Потом укладывала его Клава спать, шептала, смеясь, что она у него и работяга-то, и подпевало хороший, и что лошадью мамку назвали. Ну и правильно. Она же его, старого, лягнет, чтоб катился подальше. И смеялась, спрятав лицо на теплой грудке ребенка, а он заливался, как от щекотки, милым, булькающим смехом.

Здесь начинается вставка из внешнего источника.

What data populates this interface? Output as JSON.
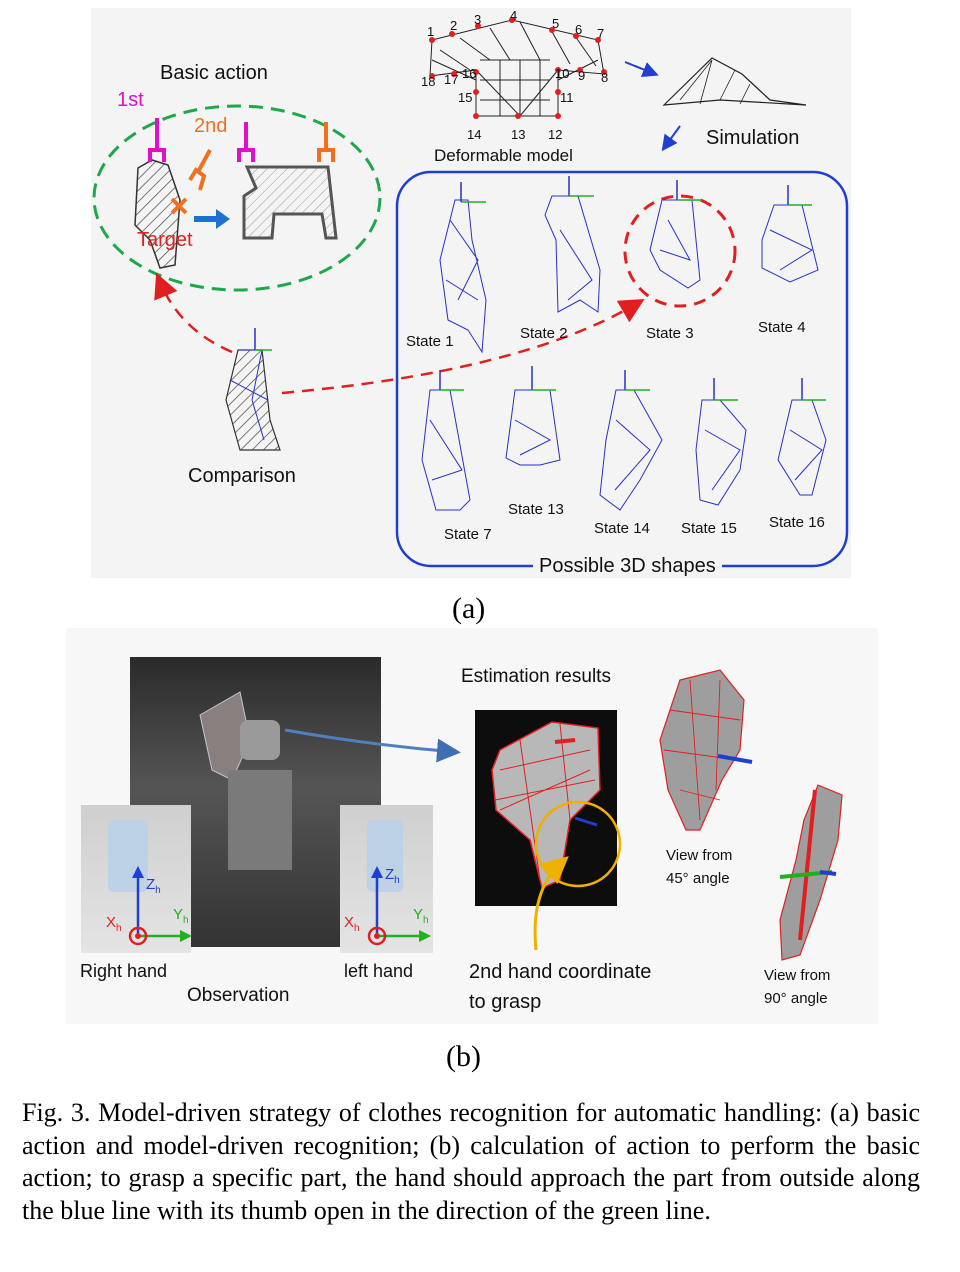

— Беспокойно тебе с ней? — спросил старик Петровну, убиравшую за ним глину. — Здорово, поди, гуляет? Говорят, бабочка… одно слово, совсем весела-бровь.
— Гуляет?.. Сам слышишь как. Если что за ней и было, так все из-за мальчонки забыла. И скажу я тебе, Егор Маркелыч, прости уж, прямо: не бери ты греха на душу, не толкай человека влево, когда он на правую линию повернул.
— Ты это к чему? Непонятно даже.
— Будто так? Бабу и без тебя от худой славы за прежнее, как березу на ветру, треплет. Вот что…
— Значит, в лагерь-то ты, думаешь, зря была посажена? — спросил Маркелыч на другой день, зная манеру лагерных отвечать на этот вопрос.
— Кто знает, может, и не зря, — неожиданно ответила Клава. — Дура была, девчонка, связалась со шпаной, с ней и захватили. Если бы отпустили, все равно, наверное, — куда из тюрьмы пойдешь? — к шпане бы вернулась, а там пиши пропало. Может, хуже было бы.
— Ишь ты, уж куда хуже, — и задал ей грязный вопрос, ожидая, что покажет себя или во лжи или в бесстыдстве. Но, видя, что она молчит, согнувшись над ведром, в котором растирала мел, сказал: — А может, такой крале, как ты, там и житье было подходящее?
Она понимала, чего он хочет и что он будет настаивать на своем, и не могла прервать его так, как привыкла: ни криком, ни бранью, ни уходом. Не могла потому, что нужна была печь, и потому, что удивил ее этот старик редкостным знанием своего дела. Надеялась — сам поймет, что она не такая, как он думает.
— Что молчишь?
— А что же я говорить буду? Какое там может быть житье, когда там всякая шпана, отброс людской себя хозяином чувствовал? Один начальник туда приезжал, так кричал прямо в глаза нам: «Сжечь бы вас всех, чтоб вы не мешали новую жизнь строить, не пачкали ее, а мы сколько сил, средств на вас тратим. Людей хотим из вас сделать!» Я слушала и, глупа была, верила ведь, думала: «Дело говорит, отобрать бы сотню-две (это из тысячи, нас даже, пожалуй, больше было), а остальных и верно как-нибудь без боли убрать». Теперь-то понимаю, что не мешало бы этого начальника одернуть, чтобы не забывал, что перед ним люди были. Давно это было. Теперь, говорят, в лагерях, хотя, конечно, все равно там неволя, совсем по-другому. Сказали вы тоже «привольное житье», — и горько усмехнулась. — А здесь? И тут есть люди, — и посмотрела ему прямо в глаза: — будто ты им не человек. Им бы только свое взять.
— Э, баба, ты это к чему? А как же? Всякий о себе думает. Сама ко мне пришла. У тебя, видишь, нужда в печке, а у меня в другом. Что ж ты сделаешь, если седина в бороду, а бес в ребро? Нет, то, что у нас с тобой, это, я считаю, полюбовное.